To get there, we had to take one big airplane, followed by two small planes that landed on thin strips of land with crashed airplanes on each side of the runways, making even a woman with wings nervous.

Finally, we took a small a boat ride to our destination – a tiny island, where we rented a small home on the ocean with a gray boat docked beside it.

And I was happy, and so was my love, in that blue home with a small front porch and red Bougainvillea  draped across it.  He watched me read J.D. Salinger and Alice Walker, and marvel at the island flora.
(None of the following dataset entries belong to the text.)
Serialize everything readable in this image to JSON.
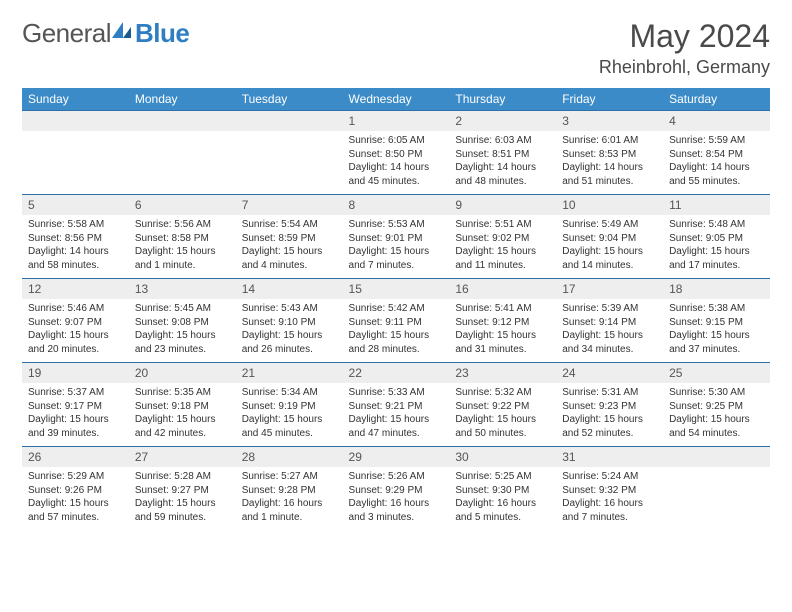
{
  "logo": {
    "general": "General",
    "blue": "Blue"
  },
  "title": "May 2024",
  "location": "Rheinbrohl, Germany",
  "header_bg": "#3b8bc8",
  "daynum_bg": "#eeeeee",
  "rule_color": "#2f6fa8",
  "weekdays": [
    "Sunday",
    "Monday",
    "Tuesday",
    "Wednesday",
    "Thursday",
    "Friday",
    "Saturday"
  ],
  "weeks": [
    [
      null,
      null,
      null,
      {
        "n": "1",
        "sr": "6:05 AM",
        "ss": "8:50 PM",
        "dl": "14 hours and 45 minutes."
      },
      {
        "n": "2",
        "sr": "6:03 AM",
        "ss": "8:51 PM",
        "dl": "14 hours and 48 minutes."
      },
      {
        "n": "3",
        "sr": "6:01 AM",
        "ss": "8:53 PM",
        "dl": "14 hours and 51 minutes."
      },
      {
        "n": "4",
        "sr": "5:59 AM",
        "ss": "8:54 PM",
        "dl": "14 hours and 55 minutes."
      }
    ],
    [
      {
        "n": "5",
        "sr": "5:58 AM",
        "ss": "8:56 PM",
        "dl": "14 hours and 58 minutes."
      },
      {
        "n": "6",
        "sr": "5:56 AM",
        "ss": "8:58 PM",
        "dl": "15 hours and 1 minute."
      },
      {
        "n": "7",
        "sr": "5:54 AM",
        "ss": "8:59 PM",
        "dl": "15 hours and 4 minutes."
      },
      {
        "n": "8",
        "sr": "5:53 AM",
        "ss": "9:01 PM",
        "dl": "15 hours and 7 minutes."
      },
      {
        "n": "9",
        "sr": "5:51 AM",
        "ss": "9:02 PM",
        "dl": "15 hours and 11 minutes."
      },
      {
        "n": "10",
        "sr": "5:49 AM",
        "ss": "9:04 PM",
        "dl": "15 hours and 14 minutes."
      },
      {
        "n": "11",
        "sr": "5:48 AM",
        "ss": "9:05 PM",
        "dl": "15 hours and 17 minutes."
      }
    ],
    [
      {
        "n": "12",
        "sr": "5:46 AM",
        "ss": "9:07 PM",
        "dl": "15 hours and 20 minutes."
      },
      {
        "n": "13",
        "sr": "5:45 AM",
        "ss": "9:08 PM",
        "dl": "15 hours and 23 minutes."
      },
      {
        "n": "14",
        "sr": "5:43 AM",
        "ss": "9:10 PM",
        "dl": "15 hours and 26 minutes."
      },
      {
        "n": "15",
        "sr": "5:42 AM",
        "ss": "9:11 PM",
        "dl": "15 hours and 28 minutes."
      },
      {
        "n": "16",
        "sr": "5:41 AM",
        "ss": "9:12 PM",
        "dl": "15 hours and 31 minutes."
      },
      {
        "n": "17",
        "sr": "5:39 AM",
        "ss": "9:14 PM",
        "dl": "15 hours and 34 minutes."
      },
      {
        "n": "18",
        "sr": "5:38 AM",
        "ss": "9:15 PM",
        "dl": "15 hours and 37 minutes."
      }
    ],
    [
      {
        "n": "19",
        "sr": "5:37 AM",
        "ss": "9:17 PM",
        "dl": "15 hours and 39 minutes."
      },
      {
        "n": "20",
        "sr": "5:35 AM",
        "ss": "9:18 PM",
        "dl": "15 hours and 42 minutes."
      },
      {
        "n": "21",
        "sr": "5:34 AM",
        "ss": "9:19 PM",
        "dl": "15 hours and 45 minutes."
      },
      {
        "n": "22",
        "sr": "5:33 AM",
        "ss": "9:21 PM",
        "dl": "15 hours and 47 minutes."
      },
      {
        "n": "23",
        "sr": "5:32 AM",
        "ss": "9:22 PM",
        "dl": "15 hours and 50 minutes."
      },
      {
        "n": "24",
        "sr": "5:31 AM",
        "ss": "9:23 PM",
        "dl": "15 hours and 52 minutes."
      },
      {
        "n": "25",
        "sr": "5:30 AM",
        "ss": "9:25 PM",
        "dl": "15 hours and 54 minutes."
      }
    ],
    [
      {
        "n": "26",
        "sr": "5:29 AM",
        "ss": "9:26 PM",
        "dl": "15 hours and 57 minutes."
      },
      {
        "n": "27",
        "sr": "5:28 AM",
        "ss": "9:27 PM",
        "dl": "15 hours and 59 minutes."
      },
      {
        "n": "28",
        "sr": "5:27 AM",
        "ss": "9:28 PM",
        "dl": "16 hours and 1 minute."
      },
      {
        "n": "29",
        "sr": "5:26 AM",
        "ss": "9:29 PM",
        "dl": "16 hours and 3 minutes."
      },
      {
        "n": "30",
        "sr": "5:25 AM",
        "ss": "9:30 PM",
        "dl": "16 hours and 5 minutes."
      },
      {
        "n": "31",
        "sr": "5:24 AM",
        "ss": "9:32 PM",
        "dl": "16 hours and 7 minutes."
      },
      null
    ]
  ],
  "labels": {
    "sunrise": "Sunrise:",
    "sunset": "Sunset:",
    "daylight": "Daylight:"
  }
}
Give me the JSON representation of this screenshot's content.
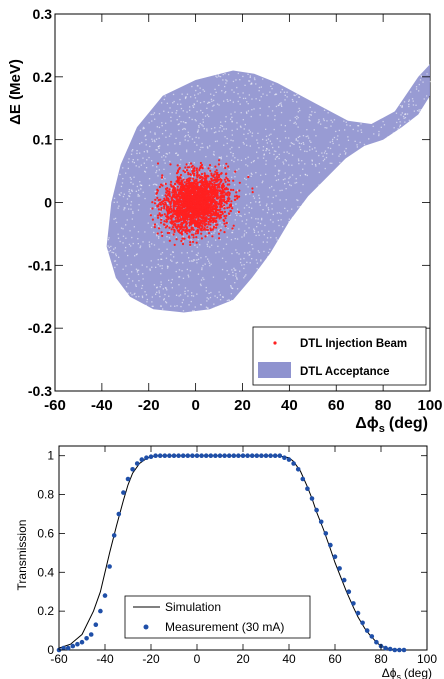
{
  "chart_data": [
    {
      "type": "scatter",
      "title": "",
      "xlabel": "Δϕs (deg)",
      "xlabel_main": "Δϕ",
      "xlabel_sub": "s",
      "xlabel_unit": "(deg)",
      "ylabel": "ΔE (MeV)",
      "xlim": [
        -60,
        100
      ],
      "ylim": [
        -0.3,
        0.3
      ],
      "x_ticks": [
        "-60",
        "-40",
        "-20",
        "0",
        "20",
        "40",
        "60",
        "80",
        "100"
      ],
      "y_ticks": [
        "-0.3",
        "-0.2",
        "-0.1",
        "0",
        "0.1",
        "0.2",
        "0.3"
      ],
      "legend_position": "bottom-right",
      "series": [
        {
          "name": "DTL Injection Beam",
          "color": "#ff2020",
          "marker": "dot",
          "center": [
            0,
            0
          ],
          "spread_x_deg": 8,
          "spread_y_mev": 0.03,
          "extent_x": [
            -20,
            25
          ],
          "extent_y": [
            -0.07,
            0.07
          ]
        },
        {
          "name": "DTL Acceptance",
          "color": "#8f93cf",
          "marker": "box",
          "boundary": [
            [
              -38,
              -0.07
            ],
            [
              -36,
              0.0
            ],
            [
              -32,
              0.06
            ],
            [
              -25,
              0.12
            ],
            [
              -14,
              0.17
            ],
            [
              0,
              0.195
            ],
            [
              16,
              0.21
            ],
            [
              25,
              0.205
            ],
            [
              35,
              0.19
            ],
            [
              45,
              0.17
            ],
            [
              55,
              0.15
            ],
            [
              65,
              0.13
            ],
            [
              75,
              0.125
            ],
            [
              85,
              0.145
            ],
            [
              95,
              0.2
            ],
            [
              100,
              0.22
            ],
            [
              100,
              0.17
            ],
            [
              95,
              0.14
            ],
            [
              88,
              0.12
            ],
            [
              80,
              0.1
            ],
            [
              72,
              0.09
            ],
            [
              64,
              0.07
            ],
            [
              56,
              0.04
            ],
            [
              48,
              0.01
            ],
            [
              40,
              -0.03
            ],
            [
              32,
              -0.08
            ],
            [
              24,
              -0.12
            ],
            [
              16,
              -0.155
            ],
            [
              6,
              -0.17
            ],
            [
              -5,
              -0.175
            ],
            [
              -18,
              -0.17
            ],
            [
              -28,
              -0.15
            ],
            [
              -34,
              -0.12
            ],
            [
              -38,
              -0.07
            ]
          ]
        }
      ]
    },
    {
      "type": "line",
      "title": "",
      "xlabel": "Δϕs (deg)",
      "xlabel_main": "Δϕ",
      "xlabel_sub": "s",
      "xlabel_unit": "(deg)",
      "ylabel": "Transmission",
      "xlim": [
        -60,
        100
      ],
      "ylim": [
        0,
        1.05
      ],
      "x_ticks": [
        "-60",
        "-40",
        "-20",
        "0",
        "20",
        "40",
        "60",
        "80",
        "100"
      ],
      "y_ticks": [
        "0",
        "0.2",
        "0.4",
        "0.6",
        "0.8",
        "1"
      ],
      "legend_position": "bottom-left",
      "series": [
        {
          "name": "Simulation",
          "color": "#000000",
          "style": "line",
          "x": [
            -60,
            -55,
            -50,
            -45,
            -42,
            -40,
            -38,
            -35,
            -32,
            -30,
            -28,
            -25,
            -22,
            -20,
            -18,
            -15,
            -10,
            0,
            10,
            20,
            30,
            35,
            40,
            42,
            45,
            48,
            50,
            52,
            55,
            58,
            60,
            63,
            65,
            68,
            70,
            73,
            75,
            78,
            80,
            83,
            85,
            88,
            90
          ],
          "y": [
            0.01,
            0.03,
            0.08,
            0.2,
            0.3,
            0.4,
            0.5,
            0.64,
            0.77,
            0.85,
            0.91,
            0.96,
            0.985,
            0.995,
            1.0,
            1.0,
            1.0,
            1.0,
            1.0,
            1.0,
            1.0,
            1.0,
            0.99,
            0.97,
            0.92,
            0.84,
            0.78,
            0.71,
            0.62,
            0.52,
            0.45,
            0.36,
            0.3,
            0.22,
            0.17,
            0.11,
            0.08,
            0.04,
            0.02,
            0.008,
            0.004,
            0.001,
            0.0
          ]
        },
        {
          "name": "Measurement (30 mA)",
          "color": "#1f4fa8",
          "style": "points",
          "x": [
            -60,
            -58,
            -56,
            -54,
            -52,
            -50,
            -48,
            -46,
            -44,
            -42,
            -40,
            -38,
            -36,
            -34,
            -32,
            -30,
            -28,
            -26,
            -24,
            -22,
            -20,
            -18,
            -16,
            -14,
            -12,
            -10,
            -8,
            -6,
            -4,
            -2,
            0,
            2,
            4,
            6,
            8,
            10,
            12,
            14,
            16,
            18,
            20,
            22,
            24,
            26,
            28,
            30,
            32,
            34,
            36,
            38,
            40,
            42,
            44,
            46,
            48,
            50,
            52,
            54,
            56,
            58,
            60,
            62,
            64,
            66,
            68,
            70,
            72,
            74,
            76,
            78,
            80,
            82,
            84,
            86,
            88,
            90
          ],
          "y": [
            0.0,
            0.01,
            0.01,
            0.02,
            0.03,
            0.04,
            0.06,
            0.08,
            0.13,
            0.2,
            0.28,
            0.43,
            0.59,
            0.7,
            0.81,
            0.88,
            0.93,
            0.96,
            0.98,
            0.99,
            0.995,
            1.0,
            1.0,
            1.0,
            1.0,
            1.0,
            1.0,
            1.0,
            1.0,
            1.0,
            1.0,
            1.0,
            1.0,
            1.0,
            1.0,
            1.0,
            1.0,
            1.0,
            1.0,
            1.0,
            1.0,
            1.0,
            1.0,
            1.0,
            1.0,
            1.0,
            1.0,
            1.0,
            1.0,
            0.99,
            0.98,
            0.96,
            0.93,
            0.88,
            0.83,
            0.78,
            0.72,
            0.66,
            0.6,
            0.54,
            0.48,
            0.42,
            0.36,
            0.3,
            0.24,
            0.19,
            0.14,
            0.1,
            0.07,
            0.04,
            0.02,
            0.01,
            0.005,
            0.0,
            0.0,
            0.0
          ]
        }
      ]
    }
  ]
}
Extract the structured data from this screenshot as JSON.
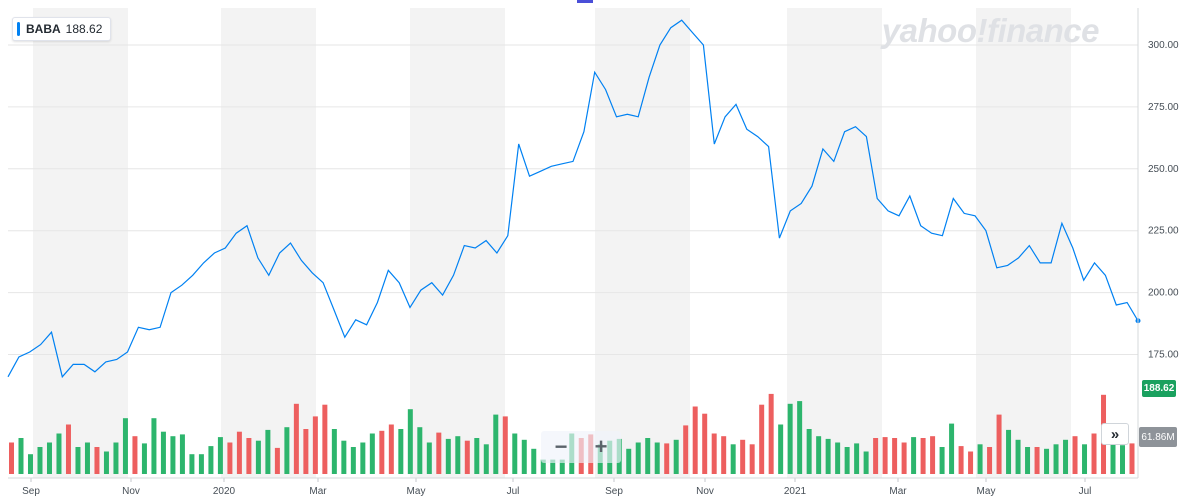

We walked across the island that was just a few miles by a mile wide and met the only teacher, her small schoolhouse, the tiny store that sold gum and candy and popsicles (we brought our own groceries on the boat).

We made love and took the boat out on the blue-green bay and dove into waves and swam naked on beaches where we never saw another person. 

And I got restless.

And after two days, when I had read all the books I brought and was tapping my fingers on the coffee table looking for a way back to the city, there was a knock on our door.

The man who brought us by boat had a radio and told us a hurricane was coming, and we should leave. He left the radio with us to help us decide, but he was leaving in the morning, and after that, we wouldn’t be able to go anywhere.

I was saved by the knock on the door.

I thought I had won the bet – he thought I lost it.

We declared a tie as we packed my sundresses and books and sandals. I also packed the ocean air, the night sky, the heady perfume of the frangapani flower and candy from the local store.

Hummingbirds can fly backward, and we took the journey in reverse the next morning, and landed back in the city of culture and exhaust fumes and jazz and theatre, where I could slip my heels back onto my sandy feet.

But that small island lived inside me all those years, just as that man lives inside me still, and twenty years later, I found Kauai. 

That city girl is still alive and well, though I’m calling in a move that takes me farther and farther from city, where silence is ocean waves and water moving over rocks and chickens and toads. Where I have to drive my car to get groceries, and every day I can run the beach.

Sometimes it takes a hummingbird years to find their spot, only to find it’s been living inside them all along.

I am still moving fast, just in a different way.